Martin Genest : Musique plus
Scène

Martin Genest : Musique plus

Quand Martin Genest s’est intéressé à Gainsbourg, il a pensé que son irrévérence était compatible avec celle des marionnettes de Pupulus Mordicus. Résultat: Cabaret Gainsbourg.

Décidément, Serge Gainsbourg revient à l’avant-scène ces temps-ci, avec d’abord la sortie du film Gainsbourg (vie héroïque) et maintenant la création de Cabaret Gainsbourg. Cela dit, n’eût été des négociations pour les droits d’auteur, qui se sont étirées sur au-delà de deux ans, le spectacle aurait pris l’affiche plus tôt. En fait, l’idée remonte à 2004, alors qu’au hasard d’un coup de coeur musical, le metteur en scène Martin Genest découvre un Gainsbourg différent de celui, déglingué et plutôt antipathique, de ses souvenirs.

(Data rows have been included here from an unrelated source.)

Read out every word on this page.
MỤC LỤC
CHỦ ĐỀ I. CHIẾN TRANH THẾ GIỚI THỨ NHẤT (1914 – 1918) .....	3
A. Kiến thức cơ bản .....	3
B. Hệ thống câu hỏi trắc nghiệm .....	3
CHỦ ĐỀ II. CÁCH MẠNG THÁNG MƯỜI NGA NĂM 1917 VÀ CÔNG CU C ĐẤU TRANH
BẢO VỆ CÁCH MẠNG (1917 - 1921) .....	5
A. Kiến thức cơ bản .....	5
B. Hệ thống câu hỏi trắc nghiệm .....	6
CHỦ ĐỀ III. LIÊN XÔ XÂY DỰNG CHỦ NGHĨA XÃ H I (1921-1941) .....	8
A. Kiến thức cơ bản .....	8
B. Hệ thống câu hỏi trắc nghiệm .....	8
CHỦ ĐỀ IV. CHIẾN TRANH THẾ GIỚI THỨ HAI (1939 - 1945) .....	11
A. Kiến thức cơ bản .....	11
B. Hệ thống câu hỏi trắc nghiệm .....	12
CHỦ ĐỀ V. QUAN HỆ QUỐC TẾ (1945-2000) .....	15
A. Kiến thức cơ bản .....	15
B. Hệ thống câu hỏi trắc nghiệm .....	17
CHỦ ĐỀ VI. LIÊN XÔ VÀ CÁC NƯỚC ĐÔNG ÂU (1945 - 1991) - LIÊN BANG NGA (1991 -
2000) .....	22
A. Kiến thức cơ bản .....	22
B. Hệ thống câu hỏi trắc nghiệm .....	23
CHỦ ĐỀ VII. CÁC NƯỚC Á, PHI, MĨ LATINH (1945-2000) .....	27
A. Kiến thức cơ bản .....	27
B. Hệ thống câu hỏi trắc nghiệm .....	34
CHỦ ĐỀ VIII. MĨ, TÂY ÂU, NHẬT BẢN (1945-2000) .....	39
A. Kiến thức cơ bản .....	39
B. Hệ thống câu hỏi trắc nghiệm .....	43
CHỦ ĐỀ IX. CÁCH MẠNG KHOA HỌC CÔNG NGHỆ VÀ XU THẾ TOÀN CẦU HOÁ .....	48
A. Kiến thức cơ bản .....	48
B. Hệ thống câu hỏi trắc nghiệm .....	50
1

"C’était le dandy, le personnage plus frêle, timide, précise-t-il. Je me suis mis à lire sur lui et j’ai fait: "Wow, quelle vie trépidante!" Il a vécu la guerre, a été rejeté, n’a pas pu devenir peintre, a connu la popularité, la richesse, la décadence. Aussi, je ne pensais pas qu’il avait écrit toutes ses chansons et composé sa musique. Il est monté d’un échelon dans mon estime quand j’ai réalisé qu’il était un artiste, pas juste un personnage."

Car il faut dire qu’un personnage, il en était tout un… "J’ai été charmé de me rendre compte que ce n’était qu’une image et que je m’étais fait avoir, que j’avais tout à fait répondu à ce qu’il m’envoyait, c’est-à-dire: "Vous m’avez trouvé laid, eh bien! je vais me rendre loin là-dedans", observe-t-il. C’était un humain sensible, rempli de talent. J’espère que les gens vont voir ce que j’ai perçu de lui, ce côté touchant dans le spectacle."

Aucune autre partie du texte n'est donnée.